Tim yang terdiri Bidang Pengawasan Sumberdaya Kelautan dan Perikanan (SDKP), Cabang Dinas Kelautan (CDK) Mamminasata, Balai Pengelolaan Sumberdaya Pesisir dan Laut (BPSPL), personel TNI AL-Ditpolairud Polda Sulsel, Pokmaswas Pulau Satangnga, serta Satu Kata Institute sebagai pendamping, turun melakukan penindakan secara persuasif, pada Kamis, 23 November, lalu.
Mereka mendatangi sejumlah warga yang diduga melakukan pembabatan mangrove di Pulau Satangnga dan Bauluang. Tim gabungan ini kemudian memberikan peringatan keras terkait konsekuensi hukum yang akan diterima warga apabila tidak berhenti melakukannya.
“Kami turun dengan cara yang persuasif dahulu, memperingati warga agar tidak lagi melakukan pembabatan mangrove, karena ini jelas merusak ekosistem laut,” ujar Kepala CDK Mamminasata, Sayyid Zainal Abidin.

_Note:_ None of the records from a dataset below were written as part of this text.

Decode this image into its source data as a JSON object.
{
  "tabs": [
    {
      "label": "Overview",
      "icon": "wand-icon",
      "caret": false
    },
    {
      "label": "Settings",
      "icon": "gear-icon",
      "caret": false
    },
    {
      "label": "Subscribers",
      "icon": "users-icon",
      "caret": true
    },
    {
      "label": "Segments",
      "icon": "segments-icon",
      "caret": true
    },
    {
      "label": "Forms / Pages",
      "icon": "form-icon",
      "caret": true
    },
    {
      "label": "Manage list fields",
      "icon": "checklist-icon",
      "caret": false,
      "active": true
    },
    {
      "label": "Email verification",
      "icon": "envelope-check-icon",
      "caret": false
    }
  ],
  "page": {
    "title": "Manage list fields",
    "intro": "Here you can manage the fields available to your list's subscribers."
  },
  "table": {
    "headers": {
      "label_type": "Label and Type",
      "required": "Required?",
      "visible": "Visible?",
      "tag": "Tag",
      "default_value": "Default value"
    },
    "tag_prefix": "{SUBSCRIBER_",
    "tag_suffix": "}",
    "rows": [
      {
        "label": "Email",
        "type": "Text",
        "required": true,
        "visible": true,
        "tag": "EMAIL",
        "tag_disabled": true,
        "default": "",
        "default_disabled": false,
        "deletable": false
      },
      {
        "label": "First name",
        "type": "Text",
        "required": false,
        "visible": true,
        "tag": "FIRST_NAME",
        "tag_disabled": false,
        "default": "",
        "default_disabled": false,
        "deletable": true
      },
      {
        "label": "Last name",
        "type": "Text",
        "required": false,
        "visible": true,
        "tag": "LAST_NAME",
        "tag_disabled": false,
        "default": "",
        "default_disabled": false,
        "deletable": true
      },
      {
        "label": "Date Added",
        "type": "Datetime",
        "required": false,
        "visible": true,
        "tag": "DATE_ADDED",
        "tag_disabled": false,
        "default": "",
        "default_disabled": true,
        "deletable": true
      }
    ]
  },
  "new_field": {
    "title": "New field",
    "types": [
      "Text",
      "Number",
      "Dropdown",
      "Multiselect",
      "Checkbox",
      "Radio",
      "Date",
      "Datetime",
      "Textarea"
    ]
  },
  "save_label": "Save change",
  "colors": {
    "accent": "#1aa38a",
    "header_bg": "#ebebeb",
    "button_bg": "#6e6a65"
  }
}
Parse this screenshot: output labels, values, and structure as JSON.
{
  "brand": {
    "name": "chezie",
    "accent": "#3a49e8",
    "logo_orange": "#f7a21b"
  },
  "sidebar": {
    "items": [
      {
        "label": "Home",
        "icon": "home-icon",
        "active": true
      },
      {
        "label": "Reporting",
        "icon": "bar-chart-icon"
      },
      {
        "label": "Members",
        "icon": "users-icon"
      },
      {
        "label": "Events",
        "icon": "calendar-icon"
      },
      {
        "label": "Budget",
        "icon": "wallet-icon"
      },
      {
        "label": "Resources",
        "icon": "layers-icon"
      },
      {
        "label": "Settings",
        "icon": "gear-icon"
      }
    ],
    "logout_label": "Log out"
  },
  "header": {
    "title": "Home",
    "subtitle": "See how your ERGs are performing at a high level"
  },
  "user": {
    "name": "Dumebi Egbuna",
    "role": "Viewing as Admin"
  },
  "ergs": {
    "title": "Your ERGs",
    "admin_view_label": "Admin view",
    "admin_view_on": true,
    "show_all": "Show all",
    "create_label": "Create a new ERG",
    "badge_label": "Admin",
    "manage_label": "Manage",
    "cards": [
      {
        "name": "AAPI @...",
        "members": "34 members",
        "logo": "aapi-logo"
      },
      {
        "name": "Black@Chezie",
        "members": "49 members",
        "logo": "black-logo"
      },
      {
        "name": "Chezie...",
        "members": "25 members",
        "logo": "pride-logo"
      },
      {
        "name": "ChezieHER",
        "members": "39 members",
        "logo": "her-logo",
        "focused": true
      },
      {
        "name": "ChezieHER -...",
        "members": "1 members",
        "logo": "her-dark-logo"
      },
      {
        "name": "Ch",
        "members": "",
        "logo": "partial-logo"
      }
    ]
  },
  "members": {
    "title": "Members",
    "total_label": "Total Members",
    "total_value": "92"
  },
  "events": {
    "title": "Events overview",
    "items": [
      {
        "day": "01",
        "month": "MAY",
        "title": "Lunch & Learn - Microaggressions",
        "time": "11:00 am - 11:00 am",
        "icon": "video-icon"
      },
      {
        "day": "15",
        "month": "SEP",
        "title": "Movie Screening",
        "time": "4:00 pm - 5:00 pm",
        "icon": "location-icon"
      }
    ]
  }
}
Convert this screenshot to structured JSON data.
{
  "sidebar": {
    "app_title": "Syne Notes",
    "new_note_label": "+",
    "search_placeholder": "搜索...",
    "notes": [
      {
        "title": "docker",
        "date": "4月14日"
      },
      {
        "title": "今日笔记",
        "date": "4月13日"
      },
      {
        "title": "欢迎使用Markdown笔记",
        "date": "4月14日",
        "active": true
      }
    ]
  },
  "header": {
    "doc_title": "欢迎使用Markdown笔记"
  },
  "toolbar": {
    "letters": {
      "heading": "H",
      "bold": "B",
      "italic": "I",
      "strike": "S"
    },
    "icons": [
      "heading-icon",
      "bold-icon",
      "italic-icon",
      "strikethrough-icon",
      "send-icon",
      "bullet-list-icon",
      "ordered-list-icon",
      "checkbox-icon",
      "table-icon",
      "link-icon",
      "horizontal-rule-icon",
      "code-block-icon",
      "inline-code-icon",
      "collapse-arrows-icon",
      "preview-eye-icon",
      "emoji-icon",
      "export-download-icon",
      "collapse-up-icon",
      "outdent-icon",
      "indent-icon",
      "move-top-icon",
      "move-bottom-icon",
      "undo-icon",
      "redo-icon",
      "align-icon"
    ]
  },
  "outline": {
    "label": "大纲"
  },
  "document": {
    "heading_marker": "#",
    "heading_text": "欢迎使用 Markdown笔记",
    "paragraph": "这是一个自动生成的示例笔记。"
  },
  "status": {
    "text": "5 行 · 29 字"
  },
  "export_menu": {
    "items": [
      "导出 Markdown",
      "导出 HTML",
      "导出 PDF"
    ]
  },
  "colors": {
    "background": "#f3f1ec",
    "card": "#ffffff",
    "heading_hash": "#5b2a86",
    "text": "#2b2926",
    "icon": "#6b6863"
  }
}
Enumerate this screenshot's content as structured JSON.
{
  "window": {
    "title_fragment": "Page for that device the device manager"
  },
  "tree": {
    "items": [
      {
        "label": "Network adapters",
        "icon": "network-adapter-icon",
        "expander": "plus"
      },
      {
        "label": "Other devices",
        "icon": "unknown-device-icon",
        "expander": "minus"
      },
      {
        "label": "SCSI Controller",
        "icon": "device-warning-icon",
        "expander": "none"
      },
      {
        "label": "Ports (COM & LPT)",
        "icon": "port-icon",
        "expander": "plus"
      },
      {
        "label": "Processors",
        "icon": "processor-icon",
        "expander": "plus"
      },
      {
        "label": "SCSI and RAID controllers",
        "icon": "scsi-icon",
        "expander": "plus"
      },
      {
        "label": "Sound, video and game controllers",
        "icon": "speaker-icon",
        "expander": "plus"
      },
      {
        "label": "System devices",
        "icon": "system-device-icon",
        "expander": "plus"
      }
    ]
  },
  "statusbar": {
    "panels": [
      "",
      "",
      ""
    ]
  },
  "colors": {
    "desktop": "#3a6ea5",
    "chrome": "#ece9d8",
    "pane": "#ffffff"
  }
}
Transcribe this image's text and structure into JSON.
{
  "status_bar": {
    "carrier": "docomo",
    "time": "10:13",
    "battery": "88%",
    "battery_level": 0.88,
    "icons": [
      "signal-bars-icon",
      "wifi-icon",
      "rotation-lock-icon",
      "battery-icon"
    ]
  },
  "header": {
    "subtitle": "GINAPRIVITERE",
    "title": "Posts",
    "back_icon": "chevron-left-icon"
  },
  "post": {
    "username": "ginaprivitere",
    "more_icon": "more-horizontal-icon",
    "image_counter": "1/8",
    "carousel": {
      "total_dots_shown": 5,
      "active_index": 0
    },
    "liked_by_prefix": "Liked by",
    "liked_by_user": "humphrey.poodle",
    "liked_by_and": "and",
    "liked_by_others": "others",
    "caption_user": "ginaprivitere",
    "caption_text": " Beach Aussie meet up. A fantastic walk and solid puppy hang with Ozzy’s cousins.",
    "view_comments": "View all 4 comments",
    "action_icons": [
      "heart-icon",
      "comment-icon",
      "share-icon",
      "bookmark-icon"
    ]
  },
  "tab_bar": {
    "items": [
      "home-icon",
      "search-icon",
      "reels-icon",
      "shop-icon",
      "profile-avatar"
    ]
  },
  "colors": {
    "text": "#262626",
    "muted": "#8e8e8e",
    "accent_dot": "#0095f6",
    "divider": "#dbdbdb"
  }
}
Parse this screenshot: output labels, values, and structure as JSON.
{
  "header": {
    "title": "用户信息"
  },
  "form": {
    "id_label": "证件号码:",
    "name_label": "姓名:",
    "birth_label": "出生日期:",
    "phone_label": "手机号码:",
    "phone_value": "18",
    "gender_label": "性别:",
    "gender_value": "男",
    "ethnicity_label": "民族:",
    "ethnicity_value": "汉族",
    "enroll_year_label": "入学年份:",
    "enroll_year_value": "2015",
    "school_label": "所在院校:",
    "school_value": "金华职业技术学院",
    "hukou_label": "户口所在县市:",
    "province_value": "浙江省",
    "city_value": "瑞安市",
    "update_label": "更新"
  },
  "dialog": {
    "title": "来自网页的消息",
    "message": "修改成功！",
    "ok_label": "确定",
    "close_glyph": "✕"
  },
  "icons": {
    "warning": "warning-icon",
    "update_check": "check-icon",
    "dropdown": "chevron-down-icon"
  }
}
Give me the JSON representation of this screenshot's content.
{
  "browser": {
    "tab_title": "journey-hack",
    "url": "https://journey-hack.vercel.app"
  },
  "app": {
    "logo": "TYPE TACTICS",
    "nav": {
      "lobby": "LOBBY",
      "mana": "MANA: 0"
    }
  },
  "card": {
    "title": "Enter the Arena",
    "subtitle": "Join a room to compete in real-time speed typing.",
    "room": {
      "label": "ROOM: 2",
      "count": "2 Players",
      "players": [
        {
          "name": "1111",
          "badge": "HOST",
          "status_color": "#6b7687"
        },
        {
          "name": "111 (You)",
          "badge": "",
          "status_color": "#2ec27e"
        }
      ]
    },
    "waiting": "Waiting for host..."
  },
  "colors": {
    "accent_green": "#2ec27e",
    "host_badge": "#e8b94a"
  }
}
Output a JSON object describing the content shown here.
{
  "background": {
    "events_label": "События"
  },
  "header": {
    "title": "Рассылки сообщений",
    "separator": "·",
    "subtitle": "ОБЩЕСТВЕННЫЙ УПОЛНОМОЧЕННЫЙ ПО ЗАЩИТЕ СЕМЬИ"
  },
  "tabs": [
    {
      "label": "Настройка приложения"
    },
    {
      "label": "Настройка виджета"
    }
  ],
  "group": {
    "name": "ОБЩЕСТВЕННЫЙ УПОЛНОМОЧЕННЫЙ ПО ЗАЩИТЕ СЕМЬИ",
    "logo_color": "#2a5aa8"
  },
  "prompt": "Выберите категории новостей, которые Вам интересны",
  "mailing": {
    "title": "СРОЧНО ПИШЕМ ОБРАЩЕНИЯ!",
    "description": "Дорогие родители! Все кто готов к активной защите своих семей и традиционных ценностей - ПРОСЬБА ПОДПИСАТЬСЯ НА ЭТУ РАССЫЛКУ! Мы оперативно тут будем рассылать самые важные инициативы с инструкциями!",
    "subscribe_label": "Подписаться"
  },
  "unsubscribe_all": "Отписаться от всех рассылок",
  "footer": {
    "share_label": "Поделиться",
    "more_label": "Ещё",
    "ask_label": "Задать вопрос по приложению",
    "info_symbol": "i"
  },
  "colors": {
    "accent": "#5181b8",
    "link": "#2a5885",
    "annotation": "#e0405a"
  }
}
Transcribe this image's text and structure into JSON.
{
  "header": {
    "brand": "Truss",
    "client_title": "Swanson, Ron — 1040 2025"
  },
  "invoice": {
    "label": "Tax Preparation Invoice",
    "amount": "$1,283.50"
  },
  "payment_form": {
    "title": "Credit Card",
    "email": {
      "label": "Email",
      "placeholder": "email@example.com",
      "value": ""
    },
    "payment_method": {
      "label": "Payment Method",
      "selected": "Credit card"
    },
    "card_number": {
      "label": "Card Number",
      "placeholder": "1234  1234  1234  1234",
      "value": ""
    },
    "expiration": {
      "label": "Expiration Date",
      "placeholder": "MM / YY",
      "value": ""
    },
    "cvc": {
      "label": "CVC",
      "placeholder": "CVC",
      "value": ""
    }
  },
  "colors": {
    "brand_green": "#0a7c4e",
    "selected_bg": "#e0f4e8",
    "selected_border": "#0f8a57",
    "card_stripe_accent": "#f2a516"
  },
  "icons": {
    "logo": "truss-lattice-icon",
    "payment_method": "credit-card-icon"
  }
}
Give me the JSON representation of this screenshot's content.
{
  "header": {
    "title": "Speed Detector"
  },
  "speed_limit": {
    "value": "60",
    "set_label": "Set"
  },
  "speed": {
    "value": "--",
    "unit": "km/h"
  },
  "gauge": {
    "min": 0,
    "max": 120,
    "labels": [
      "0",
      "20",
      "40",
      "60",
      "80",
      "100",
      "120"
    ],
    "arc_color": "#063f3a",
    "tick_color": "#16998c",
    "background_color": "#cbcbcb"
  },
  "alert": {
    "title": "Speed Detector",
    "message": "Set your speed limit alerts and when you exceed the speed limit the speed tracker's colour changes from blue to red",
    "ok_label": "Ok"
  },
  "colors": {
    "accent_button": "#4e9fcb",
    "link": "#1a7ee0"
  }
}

Sayyid yang memimpin tim gabungan melakukan penindakan ini juga menyapaikan kepada warga bahwa pembabatan mangrove yang terjadi adalah bentuk pengrusakan ekosistem alam. Hanya akan memperburuk dampak krisis iklim bagi masyarakat.
Para nelayan, kata dia, akan kehilangan sumber penghasilan. Kemudian menghadapi abrasi, dan terancam tenggelam karena kenaikan permukaan air laut.
“Maka sudah seharusnya pembabatan mangrove dihentikan, dan masyarakat sadar demi kelangsungan hidup mereka,” tandasnya.
Perusakan Sistematis
Dari informasi yang didapatkan, warga di Pulau Satangnga dan Bauluang melakukan pengerusakan mangrove secara sistematis. Mereka menjual mangrove dalam bentuk arang dengan harga Rp90 ribu per karung kepada para tengkulak, meski di pasaran, harganya bisa mencapai Rp150 ribu untuk satu karungnya.